From the Department of Epidemiology, Emory University.
Department of Epidemiology, University of Pittsburgh School of Public Health, Atlanta, GA.
Epidemiology. 2024 Nov 1;35(6):779-786. doi: 10.1097/EDE.0000000000001785. Epub 2024 Aug 16.
The use of machine learning to estimate exposure effects introduces a dependence between the results of an empirical study and the value of the seed used to fix the pseudo-random number generator.
We used data from 10,038 pregnant women and a 10% subsample (N = 1004) to examine the extent to which the risk difference for the relation between fruit and vegetable consumption and preeclampsia risk changes under different seed values. We fit an augmented inverse probability weighted estimator with two Super Learner algorithms: a simple algorithm including random forests and single-layer neural networks and a more complex algorithm with a mix of tree-based, regression-based, penalized, and simple algorithms. We evaluated the distributions of risk differences, standard errors, and P values that result from 5000 different seed value selections.
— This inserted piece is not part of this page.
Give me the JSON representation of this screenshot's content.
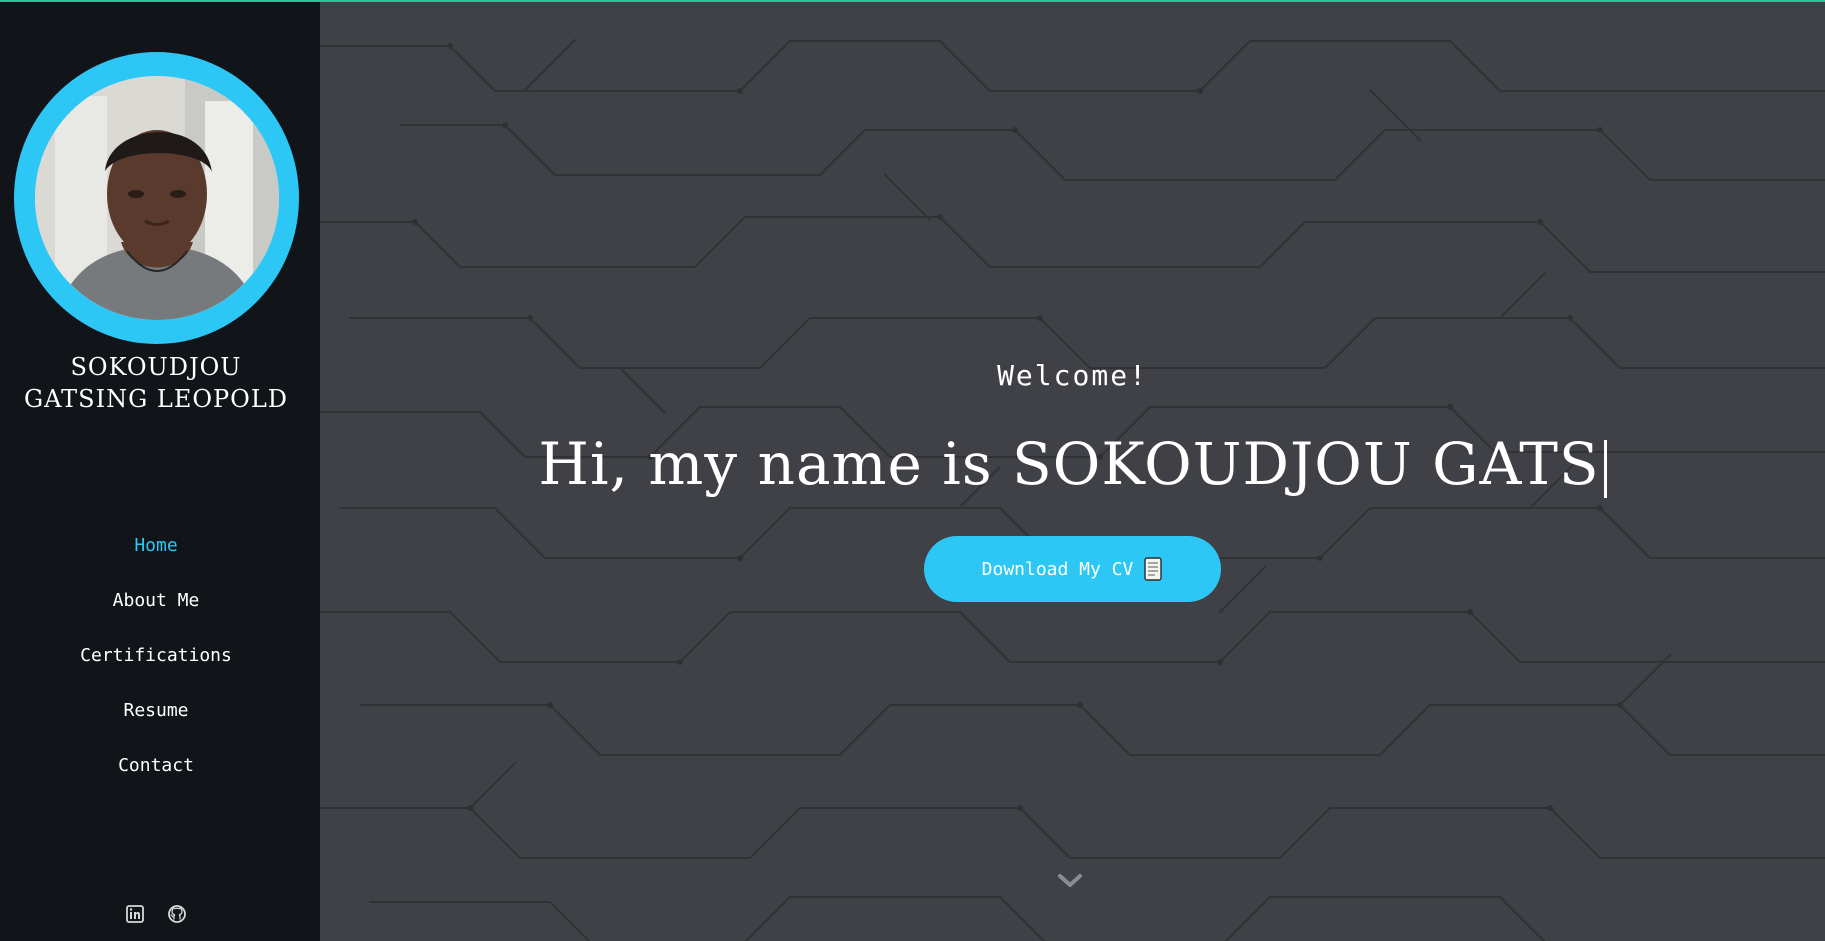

Our findings suggest important variability in the risk difference estimates, as well as an important effect of the stacking algorithm used. The interquartile range width of the risk differences in the full sample with the simple algorithm was 13 per 1000. However, all other interquartile ranges were roughly an order of magnitude lower. The medians of the distributions of risk differences differed according to the sample size and the algorithm used.
Our findings add another dimension of concern regarding the potential for "p-hacking," and further warrant the need to move away from simplistic evidentiary thresholds in empirical research. When empirical results depend on pseudo-random number generator seed values, caution is warranted in interpreting these results.
使用机器学习来估计暴露效应会引入实证研究结果与用于固定伪随机数生成器的种子值之间的依赖性。
我们使用了 10038 名孕妇的数据和一个 10%的子样本(N=1004),以检验在不同种子值下,水果和蔬菜消费与子痫前期风险之间关系的风险差异的变化程度。我们使用了两种 Super Learner 算法拟合了增强逆概率加权估计器:一种简单算法,包括随机森林和单层神经网络,另一种更复杂的算法,包含了基于树、基于回归、惩罚和简单算法的混合。我们评估了 5000 种不同种子值选择所产生的风险差异、标准误差和 P 值的分布。
我们的研究结果表明,风险差异估计值存在重要的可变性,同时也受到所使用的堆叠算法的重要影响。在使用简单算法的全样本中,风险差异的四分位间距为每 1000 个 13 个。然而,所有其他四分位间距都大约低一个数量级。根据样本量和使用的算法,风险差异分布的中位数有所不同。
我们的研究结果增加了对“假阳性”的潜在可能性的另一个关注维度,进一步证明需要在实证研究中摒弃简单的证据阈值。当实证结果取决于伪随机数生成器种子值时,需要谨慎解释这些结果。